Vrijwilliger Arjo bezocht een gevangene die er alles aan deed om niet opnieuw de fout in te gaan. Tegelijkertijd is het bezoekwerk in de gevangenis ook moeilijk: “Niet altijd alles verloopt zoals je dat graag zou zien. Sommige gevangenen zullen na vrijkomen vrijwel zeker terugkeren in hun oude milieu, en dan liggen de verleidingen weer op de loer.” Een eerlijk interview met een gedreven vrijwilliger.
Jarenlang heeft Arjo voor de klas gestaan.
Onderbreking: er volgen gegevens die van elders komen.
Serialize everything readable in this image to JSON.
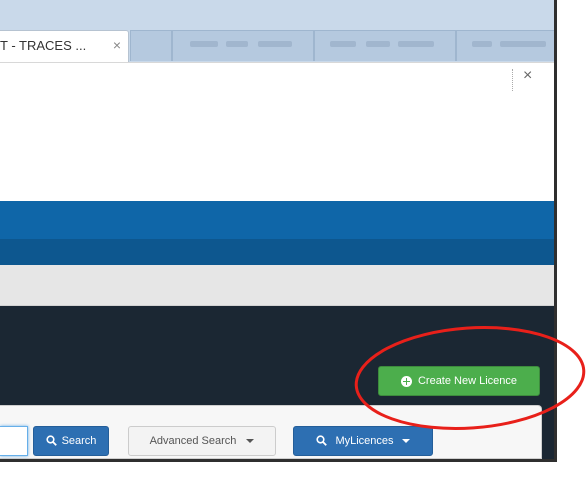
{
  "browser": {
    "active_tab_title": "T - TRACES ...",
    "tab_close_glyph": "×",
    "toolbar_close_glyph": "×"
  },
  "actions": {
    "create_label": "Create New Licence"
  },
  "search_bar": {
    "search_label": "Search",
    "advanced_label": "Advanced Search",
    "mylicences_label": "MyLicences"
  },
  "annotation": {
    "oval_color": "#e8201a"
  },
  "colors": {
    "primary_blue": "#0f66a8",
    "dark_header": "#1b2733",
    "success_green": "#4cae4c",
    "button_blue": "#2d6fb2"
  }
}
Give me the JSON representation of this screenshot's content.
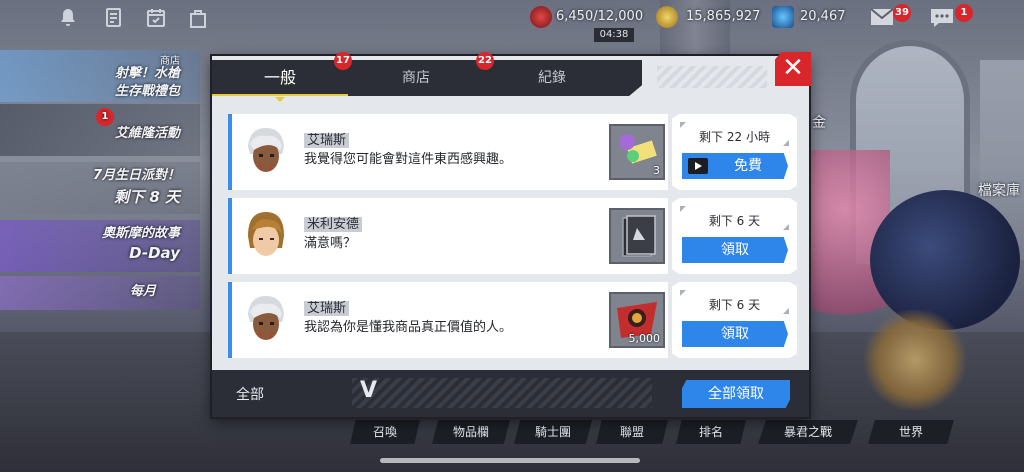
{
  "topbar": {
    "stamina": "6,450/12,000",
    "stamina_timer": "04:38",
    "gold": "15,865,927",
    "gems": "20,467",
    "mail_badge": "39",
    "chat_badge": "1"
  },
  "left_panels": [
    {
      "title": "商店",
      "line1": "射擊！水槍",
      "line2": "生存戰禮包"
    },
    {
      "title": "艾維隆活動",
      "badge": "1"
    },
    {
      "title": "7月生日派對！",
      "line2": "剩下 8 天"
    },
    {
      "title": "奧斯摩的故事",
      "line2": "D-Day"
    },
    {
      "title": "每月"
    }
  ],
  "background_labels": {
    "gold_label": "金",
    "archive_label": "檔案庫"
  },
  "bottom_menu": [
    "召喚",
    "物品欄",
    "騎士團",
    "聯盟",
    "排名",
    "暴君之戰",
    "世界"
  ],
  "modal": {
    "tabs": [
      {
        "label": "一般",
        "badge": "17"
      },
      {
        "label": "商店",
        "badge": "22"
      },
      {
        "label": "紀錄"
      }
    ],
    "close_label": "✕",
    "messages": [
      {
        "name": "艾瑞斯",
        "text": "我覺得您可能會對這件東西感興趣。",
        "item_qty": "3",
        "remaining": "剩下 22 小時",
        "button": "免費",
        "button_type": "video"
      },
      {
        "name": "米利安德",
        "text": "滿意嗎？",
        "item_qty": "",
        "remaining": "剩下 6 天",
        "button": "領取",
        "button_type": "claim"
      },
      {
        "name": "艾瑞斯",
        "text": "我認為你是懂我商品真正價值的人。",
        "item_qty": "5,000",
        "remaining": "剩下 6 天",
        "button": "領取",
        "button_type": "claim"
      }
    ],
    "footer": {
      "filter_label": "全部",
      "chevron": "V",
      "claim_all": "全部領取"
    }
  },
  "colors": {
    "accent_blue": "#2f86ea",
    "badge_red": "#d8262b",
    "tab_underline": "#e9c93a",
    "dark_panel": "#2b2e37"
  }
}
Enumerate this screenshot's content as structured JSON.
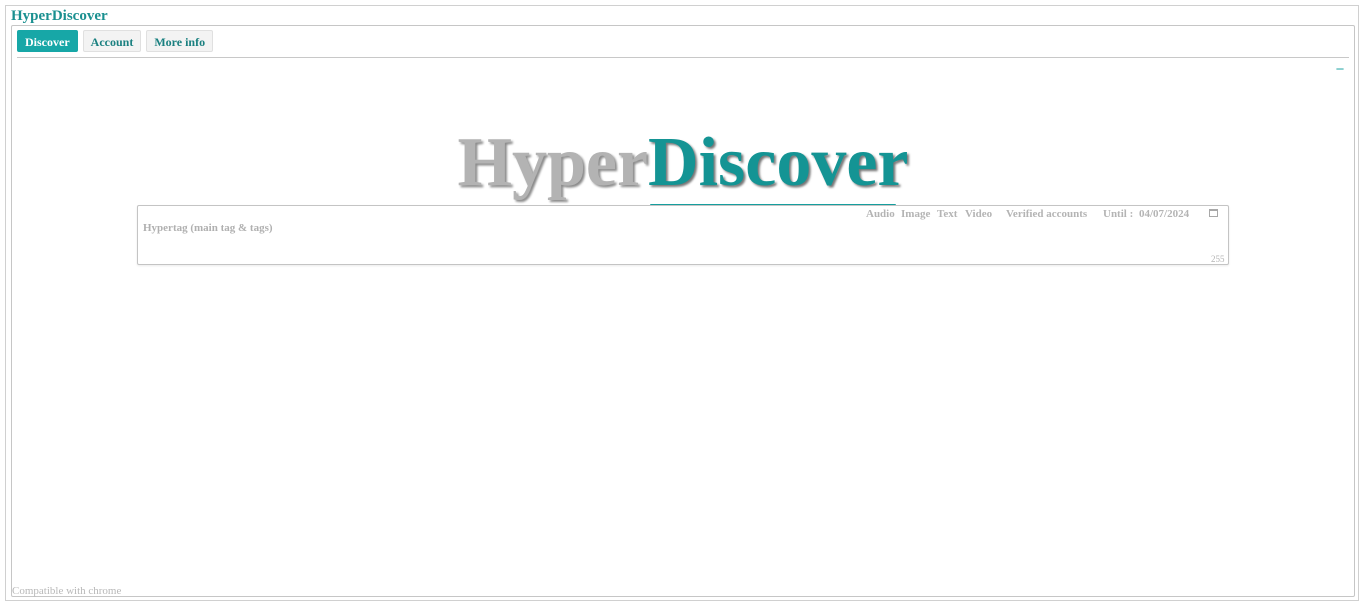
{
  "app": {
    "title": "HyperDiscover"
  },
  "tabs": [
    {
      "label": "Discover",
      "active": true
    },
    {
      "label": "Account",
      "active": false
    },
    {
      "label": "More info",
      "active": false
    }
  ],
  "collapse": {
    "label": "–"
  },
  "logo": {
    "part1": "Hyper",
    "part2": "Discover"
  },
  "search": {
    "placeholder": "Hypertag (main tag & tags)",
    "value": "",
    "char_count": "255",
    "filters": [
      "Audio",
      "Image",
      "Text",
      "Video",
      "Verified accounts"
    ],
    "until_label": "Until :",
    "date": "04/07/2024",
    "calendar_icon": "calendar-icon"
  },
  "footer": {
    "note": "Compatible with chrome"
  },
  "colors": {
    "accent": "#17a7a7",
    "brand_dark": "#149494",
    "logo_gray": "#b3b3b3"
  }
}
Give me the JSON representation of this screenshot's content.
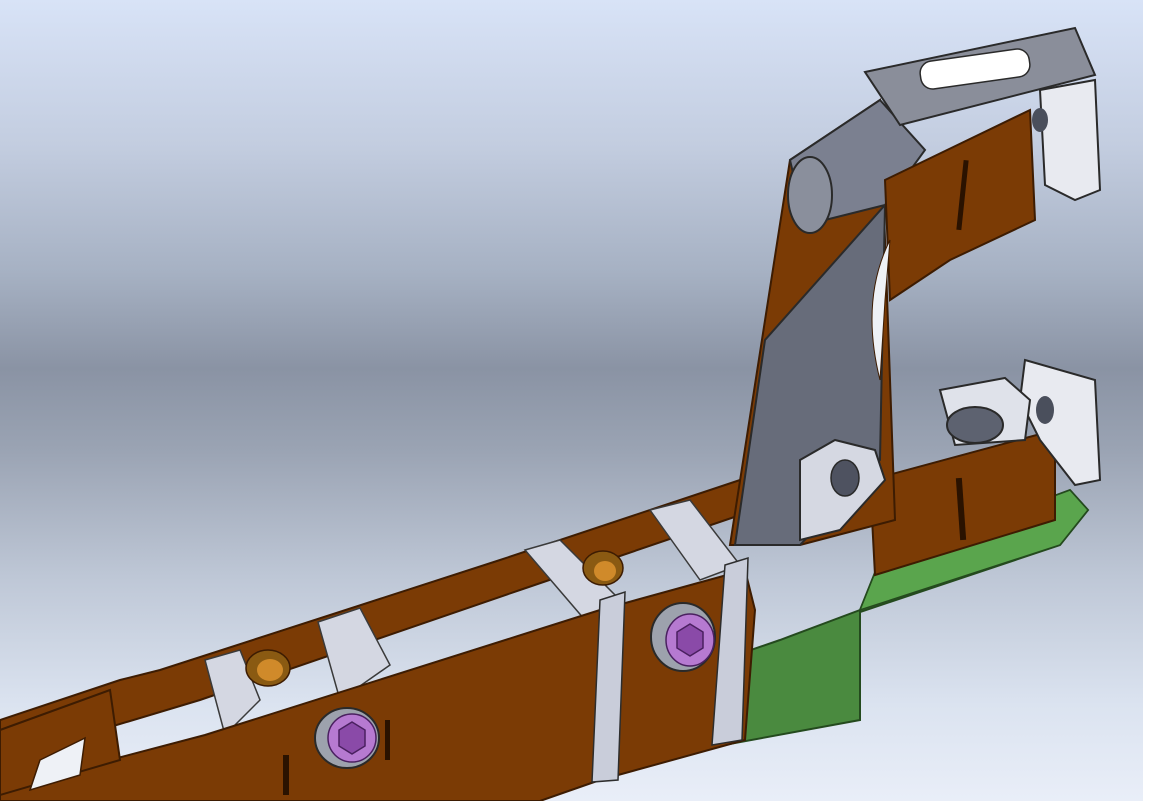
{
  "viewport": {
    "kind": "3d-cad-model",
    "background": {
      "top": "#d8e3f7",
      "middle": "#8a93a4",
      "bottom": "#e9eef8"
    }
  },
  "colors": {
    "sheet_metal": "#7b3b05",
    "sheet_metal_edge": "#5a2a02",
    "steel_grey": "#676c7a",
    "light_plate": "#c9cdda",
    "base_plate": "#4a8a3f",
    "bolt_head": "#b67ad1",
    "bushing": "#d08a2a"
  },
  "model": {
    "icons": {
      "bolt_1": "hex-socket-bolt-icon",
      "bolt_2": "hex-socket-bolt-icon",
      "bushing_1": "bushing-icon",
      "bushing_2": "bushing-icon"
    }
  }
}
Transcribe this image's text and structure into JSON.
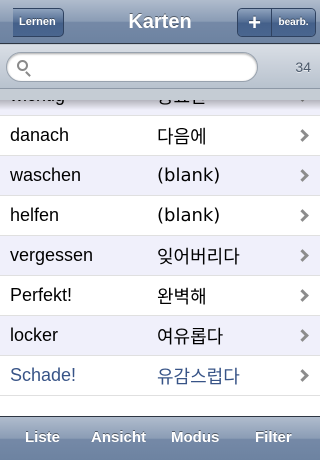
{
  "navbar": {
    "back_label": "Lernen",
    "title": "Karten",
    "add_label": "+",
    "edit_label": "bearb."
  },
  "search": {
    "placeholder": "",
    "value": "",
    "count": "34"
  },
  "list": {
    "rows": [
      {
        "de": "wichtig",
        "ko": "중요한"
      },
      {
        "de": "danach",
        "ko": "다음에"
      },
      {
        "de": "waschen",
        "ko": "(blank)"
      },
      {
        "de": "helfen",
        "ko": "(blank)"
      },
      {
        "de": "vergessen",
        "ko": "잊어버리다"
      },
      {
        "de": "Perfekt!",
        "ko": "완벽해"
      },
      {
        "de": "locker",
        "ko": "여유롭다"
      },
      {
        "de": "Schade!",
        "ko": "유감스럽다"
      }
    ],
    "highlight_color": "#385487"
  },
  "toolbar": {
    "list_label": "Liste",
    "view_label": "Ansicht",
    "mode_label": "Modus",
    "filter_label": "Filter"
  }
}
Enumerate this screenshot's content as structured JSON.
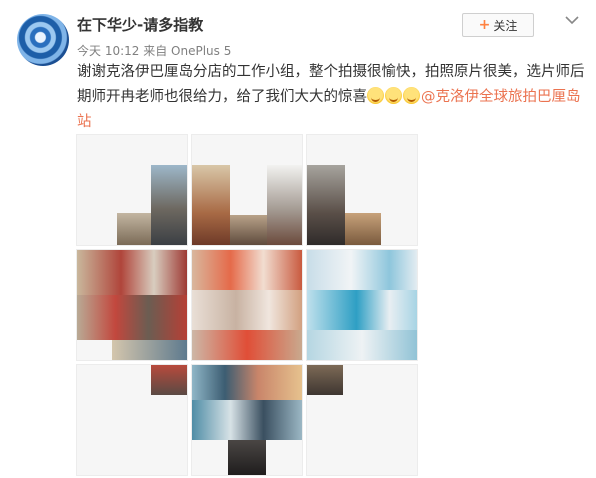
{
  "post": {
    "username": "在下华少-请多指教",
    "meta": "今天 10:12 来自 OnePlus 5",
    "follow_label": "关注",
    "text": "谢谢克洛伊巴厘岛分店的工作小组，整个拍摄很愉快，拍照原片很美，选片师后期师开冉老师也很给力，给了我们大大的惊喜",
    "mention": "克洛伊全球旅拍巴厘岛站"
  },
  "icons": [
    "avatar",
    "plus-icon",
    "chevron-down-icon",
    "emoji-icon",
    "at-icon"
  ],
  "colors": {
    "link": "#eb7350",
    "follow_plus": "#ff8140",
    "meta": "#808080"
  },
  "images": {
    "count": 9,
    "alts": [
      "婚纱照拼图1",
      "婚纱照拼图2",
      "婚纱照拼图3",
      "婚纱照拼图4",
      "婚纱照拼图5",
      "婚纱照拼图6",
      "婚纱照拼图7",
      "婚纱照拼图8",
      "婚纱照拼图9"
    ]
  }
}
Daarbij droeg hij bijzondere zorg voor leerlingen met leerstoornissen. Nu gaat hij al ruim 5 jaar op bezoek bij gevangenen, als vrijwilliger bij Gevangenenzorg Nederland. Als Arjo anderen vertelt hoe hij zijn vrije tijd invult, krijgt hij nogal eens minder positieve reacties: “De reactie is vaak dat gevangenen in Nederland het veel te goed hebben. Ze hoeven weinig te werken, hebben televisie op hun cel en hun kostje staat elke dag voor hen klaar. Het is hun eigen schuld dat ze in de gevangenis zitten, hadden ze zich maar aan de regels moeten houden.”
Alle tijd
Na veel met gevangenen gesproken te hebben, ziet Arjo dat anders. “Als je van ’s middags half 5 tot de volgende morgen half 8 achter de deur zit, heb je als gevangene veel tijd om na te denken en stil te staan bij de eentonigheid van de dagen, het delict waarvoor je veroordeeld bent, en de gevolgen daarvan. Dan ga je piekeren, het strafblad dat je de rest van je leven zal achtervolgen en je toekomst die in puin ligt. Je hebt dan ook alle tijd ook om te tobben over je vrouw of vriendin die je heeft verlaten en je kinderen die je maar zelden ziet. Je hebt de tijd om spijt te gaan voelen over het huis dat verkocht moest worden, omdat de hypotheeklasten niet meer werden betaald, over familie die je niet meer wil zien en over vrienden die je lieten zitten. Wat is het dan goed als je dat met iemand van buiten kunt delen, als je woorden kunt geven aan de pijn.”
“Maar, net als ieder ander, hebben veroordeelden ook hun eigen verleden. Dat maakt vaak duidelijk hoe de latere ontsporing kon ontstaan.”
Eigen verleden
Arjo: “Jazeker, gevangenen hebben de gevangenisstraf aan zichzelf te danken. Zij hebben met hun daad anderen schade toegebracht. Ze zijn daarvoor terecht veroordeeld en voor een bepaalde tijd hun vrijheid en autonomie kwijt. Dat doet veel met ze, omdat de opgelegde straf meer is dan alleen opsluiting. Maar, net als ieder ander, hebben veroordeelden ook hun eigen verleden. Dat maakt vaak duidelijk hoe de latere ontsporing kon ontstaan.”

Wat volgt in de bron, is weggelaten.